For someone who had just seen her first book cover blasted on the big screen in the middle of Times Square, Alexa Chung seems relatively unfazed. "I'm very excited," she says with ease. "I'm usually quite underwhelmed by things, but this was pretty damn cool." Ironically, it's this laidback sense of self that's earned the British model and TV personality a following on the fashion front and become the subject of her latest project, a book titled It.
There are 192 pages of personal insight into Chung's inspirations over the years, from her time as a young model to her days hosting music shows on TV in the U.K. It chronicles a surprisingly relatable style evolution: Chung went through a teenage Spice Girls phase and looked to Annie Hall for boys-club dressing. She even gives props to her Grandpa Kwan, calling him a "fashion legend."
Still, that seemingly effortless tomboy look has turned Chung into a bona fide, albeit publicly branded, it-girl. And though she's constantly photographed at parties, on street style blogs and front row during fashion week, Chung continues to dispel that whole being-famous-for-nothing thing, one of the main reasons she decided to put a book out there in the first place. It—a title intended to be tongue and cheek—is a mission statement of sorts. "The audacity to say 'I'm it' is just ridiculous," Chung tells DuJour, "and I wanted to the book to be viewed as nothing more than an object, just as I should be viewed as a person with her own individual style that developed organically over time."
Her individual style has been so closely observed that Chung has won the British Fashion Council's British Style Award three years in a row, and that feeling of being watched is referenced on the book's cover. "Everyone wanted me to put my face on it," Chung notes. "I didn't want this to be about that; I wanted it all to come from my brain and make it not about promoting a product. The cover symbolizes me being able to look back at everyone for once instead of all the eyes gazed on me."

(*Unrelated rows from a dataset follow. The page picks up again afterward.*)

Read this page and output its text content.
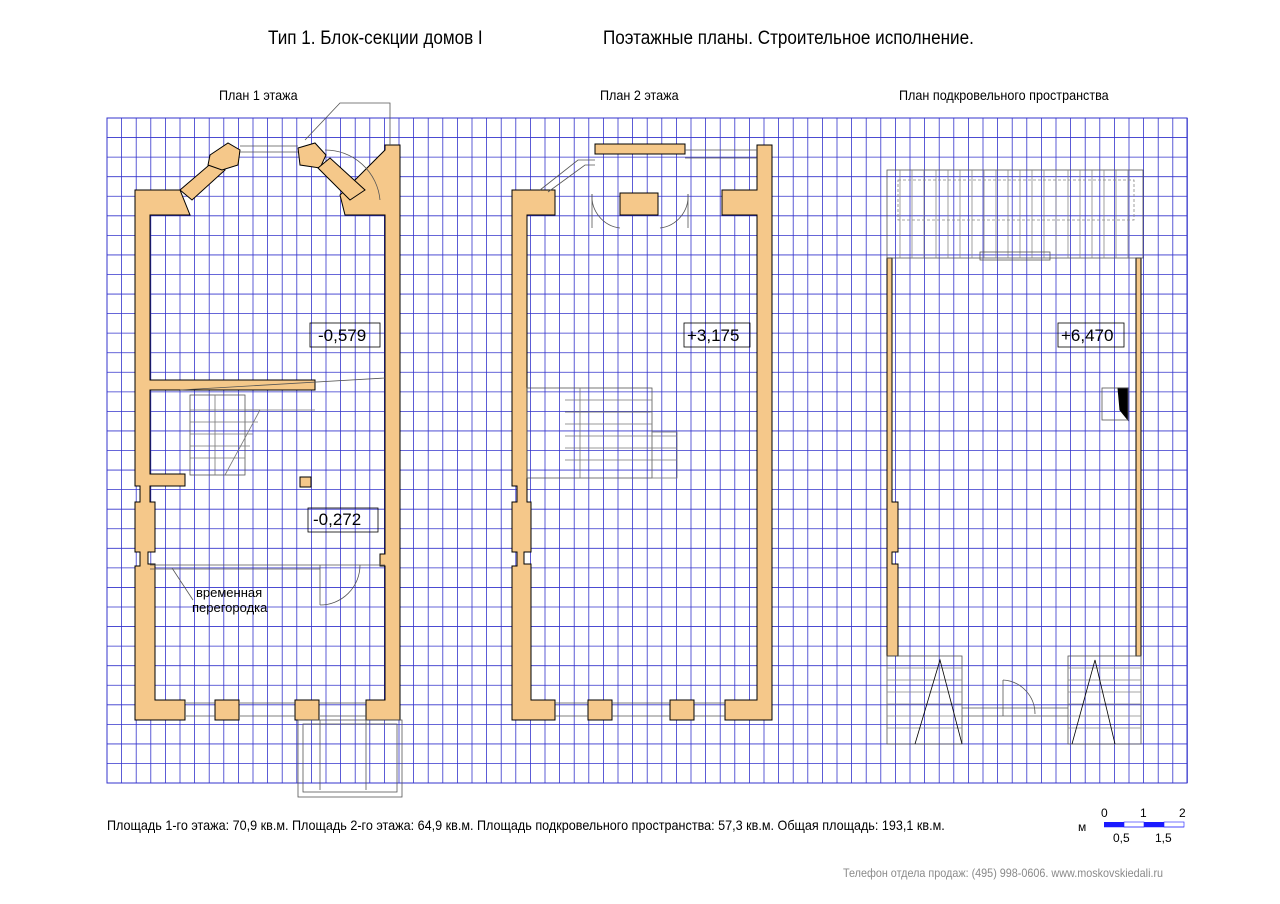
Тип 1. Блок-секции домов I	Поэтажные планы. Строительное исполнение.
План 1 этажа	План 2 этажа	План подкровельного пространства
-0,579
-0,272
временная
перегородка
+3,175	+6,470
м
0	1	2
0,5 1,5
Площадь 1-го этажа: 70,9 кв.м. Площадь 2-го этажа: 64,9 кв.м. Площадь подкровельного пространства: 57,3 кв.м. Общая площадь: 193,1 кв.м.
Телефон отдела продаж: (495) 998-0606. www.moskovskiedali.ru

The photographs, writing and illustrations are straight up Alexa Chung: quirky, cool and laced with that London-born-and-bred edge that so many trend followers aspire to. And though It covers a lot of style-driven ground, this is anything but an advice book. As Chung points out, "this was never something I was pursuing. It just happened to me because I was being myself and that's the best and the most important thing anyone can do I think."
She tacks on the phrase "I think" to the end of most of her sentences because, frankly, she doesn't claim to be overly knowledgeable about one subject or the other, let alone fashion. In a way, her tome is a refreshing departure from the recent flux of blogger-cum-street-style-star self-help writing.
When asked an upfront personal style question about her favorite unpractical or over-the-top pieces she likes to wear, Chung answers matter-of-factly, "I'm quite often drawn to ugly things because I think you have to have one strange piece to sort of offset everything else. I like to have a weird item on to throw it all off a bit." As far as It-girls go, she's definitely offsetting the rest in the best (and, fine—coolest) way possible.